Like many of his compatriots, Lawrie was glued to a television 30 years ago as Lyle produced one of the most memorable shots in not only that event but any other – a 7-iron from a fairway bunker – to set up the closing birdie that saw him become the first British player to claim a Green Jacket.

“What I can remember is sitting on the edge of my bed knowing that I had him at 8-1 with 20 quid on him!” recalled Lawrie, who was just 19 at the time, with a huge smile across his face.

“I wanted to be a professional on the back of Sandy winning The Open at St George’s in 1985. I turned pro the April afterwards after watching that and wanting to become a professional golfer.

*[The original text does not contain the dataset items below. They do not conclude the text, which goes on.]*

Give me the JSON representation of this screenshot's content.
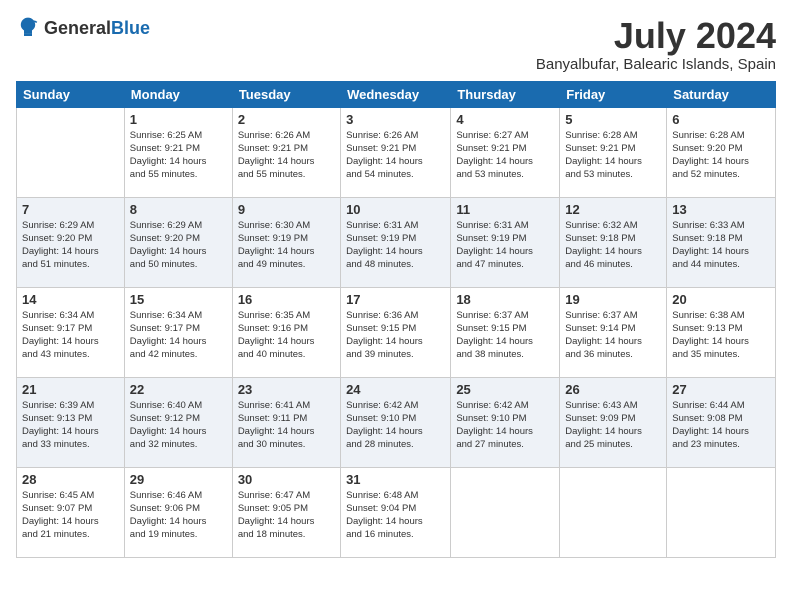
{
  "header": {
    "logo_general": "General",
    "logo_blue": "Blue",
    "month_title": "July 2024",
    "location": "Banyalbufar, Balearic Islands, Spain"
  },
  "weekdays": [
    "Sunday",
    "Monday",
    "Tuesday",
    "Wednesday",
    "Thursday",
    "Friday",
    "Saturday"
  ],
  "weeks": [
    [
      {
        "day": "",
        "info": ""
      },
      {
        "day": "1",
        "info": "Sunrise: 6:25 AM\nSunset: 9:21 PM\nDaylight: 14 hours\nand 55 minutes."
      },
      {
        "day": "2",
        "info": "Sunrise: 6:26 AM\nSunset: 9:21 PM\nDaylight: 14 hours\nand 55 minutes."
      },
      {
        "day": "3",
        "info": "Sunrise: 6:26 AM\nSunset: 9:21 PM\nDaylight: 14 hours\nand 54 minutes."
      },
      {
        "day": "4",
        "info": "Sunrise: 6:27 AM\nSunset: 9:21 PM\nDaylight: 14 hours\nand 53 minutes."
      },
      {
        "day": "5",
        "info": "Sunrise: 6:28 AM\nSunset: 9:21 PM\nDaylight: 14 hours\nand 53 minutes."
      },
      {
        "day": "6",
        "info": "Sunrise: 6:28 AM\nSunset: 9:20 PM\nDaylight: 14 hours\nand 52 minutes."
      }
    ],
    [
      {
        "day": "7",
        "info": "Sunrise: 6:29 AM\nSunset: 9:20 PM\nDaylight: 14 hours\nand 51 minutes."
      },
      {
        "day": "8",
        "info": "Sunrise: 6:29 AM\nSunset: 9:20 PM\nDaylight: 14 hours\nand 50 minutes."
      },
      {
        "day": "9",
        "info": "Sunrise: 6:30 AM\nSunset: 9:19 PM\nDaylight: 14 hours\nand 49 minutes."
      },
      {
        "day": "10",
        "info": "Sunrise: 6:31 AM\nSunset: 9:19 PM\nDaylight: 14 hours\nand 48 minutes."
      },
      {
        "day": "11",
        "info": "Sunrise: 6:31 AM\nSunset: 9:19 PM\nDaylight: 14 hours\nand 47 minutes."
      },
      {
        "day": "12",
        "info": "Sunrise: 6:32 AM\nSunset: 9:18 PM\nDaylight: 14 hours\nand 46 minutes."
      },
      {
        "day": "13",
        "info": "Sunrise: 6:33 AM\nSunset: 9:18 PM\nDaylight: 14 hours\nand 44 minutes."
      }
    ],
    [
      {
        "day": "14",
        "info": "Sunrise: 6:34 AM\nSunset: 9:17 PM\nDaylight: 14 hours\nand 43 minutes."
      },
      {
        "day": "15",
        "info": "Sunrise: 6:34 AM\nSunset: 9:17 PM\nDaylight: 14 hours\nand 42 minutes."
      },
      {
        "day": "16",
        "info": "Sunrise: 6:35 AM\nSunset: 9:16 PM\nDaylight: 14 hours\nand 40 minutes."
      },
      {
        "day": "17",
        "info": "Sunrise: 6:36 AM\nSunset: 9:15 PM\nDaylight: 14 hours\nand 39 minutes."
      },
      {
        "day": "18",
        "info": "Sunrise: 6:37 AM\nSunset: 9:15 PM\nDaylight: 14 hours\nand 38 minutes."
      },
      {
        "day": "19",
        "info": "Sunrise: 6:37 AM\nSunset: 9:14 PM\nDaylight: 14 hours\nand 36 minutes."
      },
      {
        "day": "20",
        "info": "Sunrise: 6:38 AM\nSunset: 9:13 PM\nDaylight: 14 hours\nand 35 minutes."
      }
    ],
    [
      {
        "day": "21",
        "info": "Sunrise: 6:39 AM\nSunset: 9:13 PM\nDaylight: 14 hours\nand 33 minutes."
      },
      {
        "day": "22",
        "info": "Sunrise: 6:40 AM\nSunset: 9:12 PM\nDaylight: 14 hours\nand 32 minutes."
      },
      {
        "day": "23",
        "info": "Sunrise: 6:41 AM\nSunset: 9:11 PM\nDaylight: 14 hours\nand 30 minutes."
      },
      {
        "day": "24",
        "info": "Sunrise: 6:42 AM\nSunset: 9:10 PM\nDaylight: 14 hours\nand 28 minutes."
      },
      {
        "day": "25",
        "info": "Sunrise: 6:42 AM\nSunset: 9:10 PM\nDaylight: 14 hours\nand 27 minutes."
      },
      {
        "day": "26",
        "info": "Sunrise: 6:43 AM\nSunset: 9:09 PM\nDaylight: 14 hours\nand 25 minutes."
      },
      {
        "day": "27",
        "info": "Sunrise: 6:44 AM\nSunset: 9:08 PM\nDaylight: 14 hours\nand 23 minutes."
      }
    ],
    [
      {
        "day": "28",
        "info": "Sunrise: 6:45 AM\nSunset: 9:07 PM\nDaylight: 14 hours\nand 21 minutes."
      },
      {
        "day": "29",
        "info": "Sunrise: 6:46 AM\nSunset: 9:06 PM\nDaylight: 14 hours\nand 19 minutes."
      },
      {
        "day": "30",
        "info": "Sunrise: 6:47 AM\nSunset: 9:05 PM\nDaylight: 14 hours\nand 18 minutes."
      },
      {
        "day": "31",
        "info": "Sunrise: 6:48 AM\nSunset: 9:04 PM\nDaylight: 14 hours\nand 16 minutes."
      },
      {
        "day": "",
        "info": ""
      },
      {
        "day": "",
        "info": ""
      },
      {
        "day": "",
        "info": ""
      }
    ]
  ]
}
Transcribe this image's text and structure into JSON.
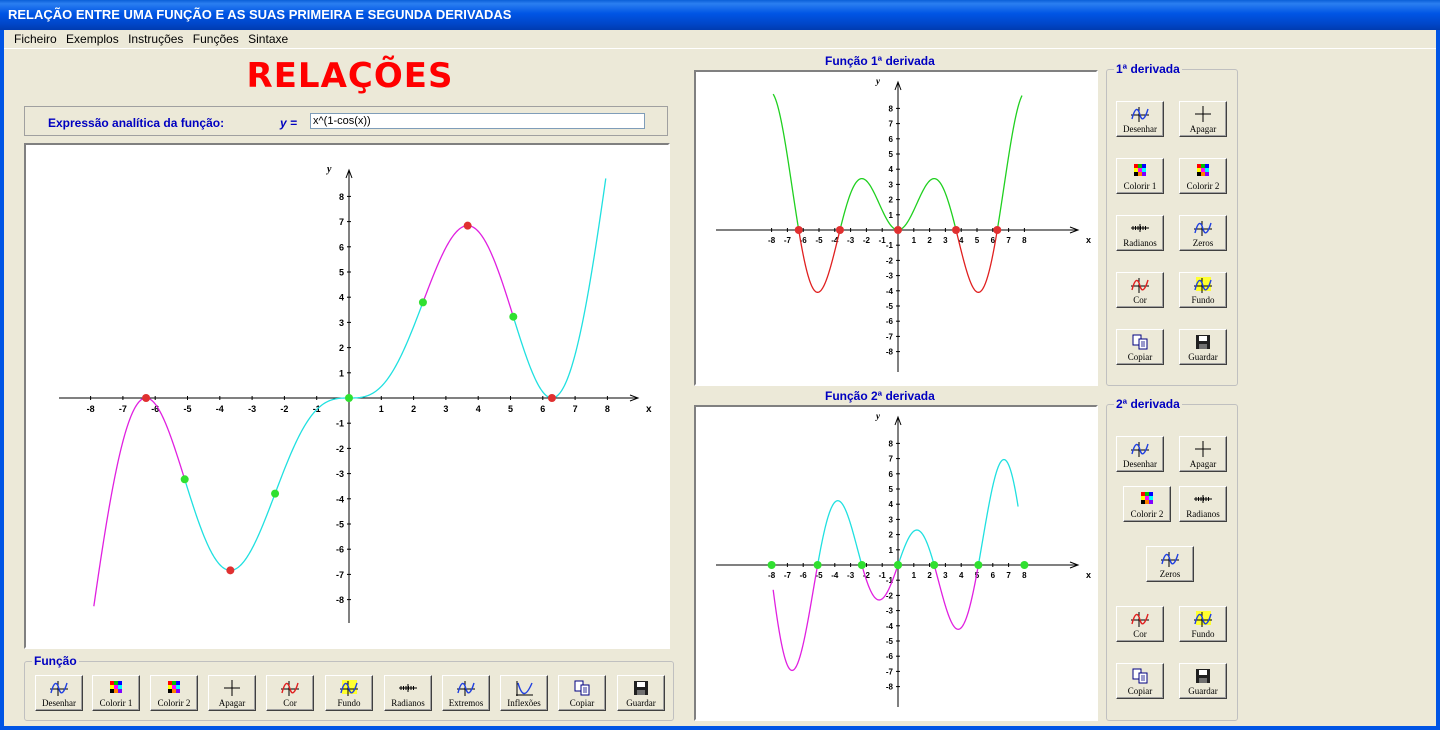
{
  "window": {
    "title": "RELAÇÃO ENTRE UMA FUNÇÃO E AS SUAS PRIMEIRA E SEGUNDA DERIVADAS"
  },
  "menu": [
    "Ficheiro",
    "Exemplos",
    "Instruções",
    "Funções",
    "Sintaxe"
  ],
  "heading": "RELAÇÕES",
  "expression": {
    "label": "Expressão analítica da função:",
    "y_label": "y =",
    "value": "x^(1-cos(x))"
  },
  "main_plot": {
    "x_axis_label": "x",
    "y_axis_label": "y",
    "x_ticks": [
      "-8",
      "-7",
      "-6",
      "-5",
      "-4",
      "-3",
      "-2",
      "-1",
      "1",
      "2",
      "3",
      "4",
      "5",
      "6",
      "7",
      "8"
    ],
    "y_ticks": [
      "8",
      "7",
      "6",
      "5",
      "4",
      "3",
      "2",
      "1",
      "-1",
      "-2",
      "-3",
      "-4",
      "-5",
      "-6",
      "-7",
      "-8"
    ]
  },
  "deriv1": {
    "heading": "Função  1ª derivada",
    "x_axis_label": "x",
    "y_axis_label": "y",
    "x_ticks": [
      "-8",
      "-7",
      "-6",
      "-5",
      "-4",
      "-3",
      "-2",
      "-1",
      "1",
      "2",
      "3",
      "4",
      "5",
      "6",
      "7",
      "8"
    ],
    "y_ticks": [
      "8",
      "7",
      "6",
      "5",
      "4",
      "3",
      "2",
      "1",
      "-1",
      "-2",
      "-3",
      "-4",
      "-5",
      "-6",
      "-7",
      "-8"
    ]
  },
  "deriv2": {
    "heading": "Função  2ª derivada",
    "x_axis_label": "x",
    "y_axis_label": "y",
    "x_ticks": [
      "-8",
      "-7",
      "-6",
      "-5",
      "-4",
      "-3",
      "-2",
      "-1",
      "1",
      "2",
      "3",
      "4",
      "5",
      "6",
      "7",
      "8"
    ],
    "y_ticks": [
      "8",
      "7",
      "6",
      "5",
      "4",
      "3",
      "2",
      "1",
      "-1",
      "-2",
      "-3",
      "-4",
      "-5",
      "-6",
      "-7",
      "-8"
    ]
  },
  "funcao_panel": {
    "title": "Função",
    "buttons": [
      {
        "label": "Desenhar",
        "icon": "draw-icon"
      },
      {
        "label": "Colorir 1",
        "icon": "palette-icon"
      },
      {
        "label": "Colorir 2",
        "icon": "palette-icon"
      },
      {
        "label": "Apagar",
        "icon": "cross-icon"
      },
      {
        "label": "Cor",
        "icon": "curve-color-icon"
      },
      {
        "label": "Fundo",
        "icon": "background-icon"
      },
      {
        "label": "Radianos",
        "icon": "radians-icon"
      },
      {
        "label": "Extremos",
        "icon": "extremes-icon"
      },
      {
        "label": "Inflexões",
        "icon": "inflections-icon"
      },
      {
        "label": "Copiar",
        "icon": "copy-icon"
      },
      {
        "label": "Guardar",
        "icon": "save-icon"
      }
    ]
  },
  "deriv1_panel": {
    "title": "1ª derivada",
    "buttons": [
      {
        "label": "Desenhar",
        "icon": "draw-icon"
      },
      {
        "label": "Apagar",
        "icon": "cross-icon"
      },
      {
        "label": "Colorir 1",
        "icon": "palette-icon"
      },
      {
        "label": "Colorir 2",
        "icon": "palette-icon"
      },
      {
        "label": "Radianos",
        "icon": "radians-icon"
      },
      {
        "label": "Zeros",
        "icon": "zeros-icon"
      },
      {
        "label": "Cor",
        "icon": "curve-color-icon"
      },
      {
        "label": "Fundo",
        "icon": "background-icon"
      },
      {
        "label": "Copiar",
        "icon": "copy-icon"
      },
      {
        "label": "Guardar",
        "icon": "save-icon"
      }
    ]
  },
  "deriv2_panel": {
    "title": "2ª derivada",
    "buttons": [
      {
        "label": "Desenhar",
        "icon": "draw-icon"
      },
      {
        "label": "Apagar",
        "icon": "cross-icon"
      },
      {
        "label": "Colorir 2",
        "icon": "palette-icon"
      },
      {
        "label": "Radianos",
        "icon": "radians-icon"
      },
      {
        "label": "Zeros",
        "icon": "zeros-icon"
      },
      {
        "label": "Cor",
        "icon": "curve-color-icon"
      },
      {
        "label": "Fundo",
        "icon": "background-icon"
      },
      {
        "label": "Copiar",
        "icon": "copy-icon"
      },
      {
        "label": "Guardar",
        "icon": "save-icon"
      }
    ]
  },
  "colors": {
    "title_blue": "#0000c0",
    "heading_red": "#ff0000",
    "magenta": "#e020e0",
    "cyan": "#20e0e0",
    "green": "#20d020",
    "red": "#e02020",
    "green_point": "#30e030",
    "red_point": "#e03030"
  }
}
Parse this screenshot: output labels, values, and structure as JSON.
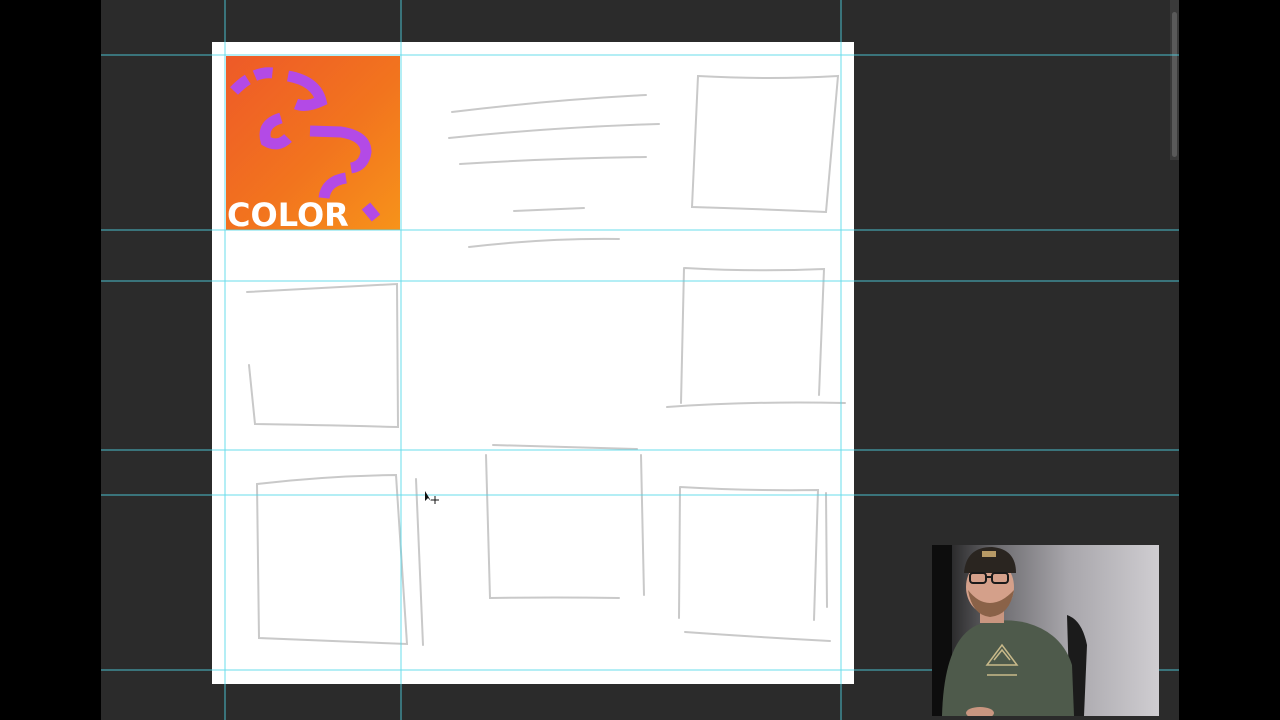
{
  "thumbnail": {
    "word": "COLOR",
    "colors": {
      "gradient_start": "#ee5a28",
      "gradient_end": "#f7931a",
      "squiggle": "#b34ae6"
    }
  },
  "guides": {
    "color": "#4fd6e8"
  },
  "workspace": {
    "background": "#2b2b2b"
  },
  "cursor": {
    "icon": "move-cursor-icon"
  },
  "webcam": {
    "label": "presenter-webcam"
  }
}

“I was assistant pro at Banchory when he won The Masters and, again, it made me go out there and work extra hard to make sure that I got myself on Tour and give myself an opportunity.”

Lawrie, of course, joined Lyle as a major winner when claiming the Open Championship at Carnoustie in 1999 and his compatriot has made an everlasting impression.

“Watching Sandy was the start of my career because I could see someone doing really well on a worldwide stage and then getting to meet him was great as he is a such a nice guy.

“He was my role model, both as a golfer and as a person,” said the two-time Ryder Cup player.

“I always got on well with him and Sandy and Sir Alex Ferguson are always the two guys I have looked up to. Sir Alex did a great job at Aberdeen and I got to meet him later in his career. Golf-wise, though, it was Sandy who gave me the reason to set out on my career.”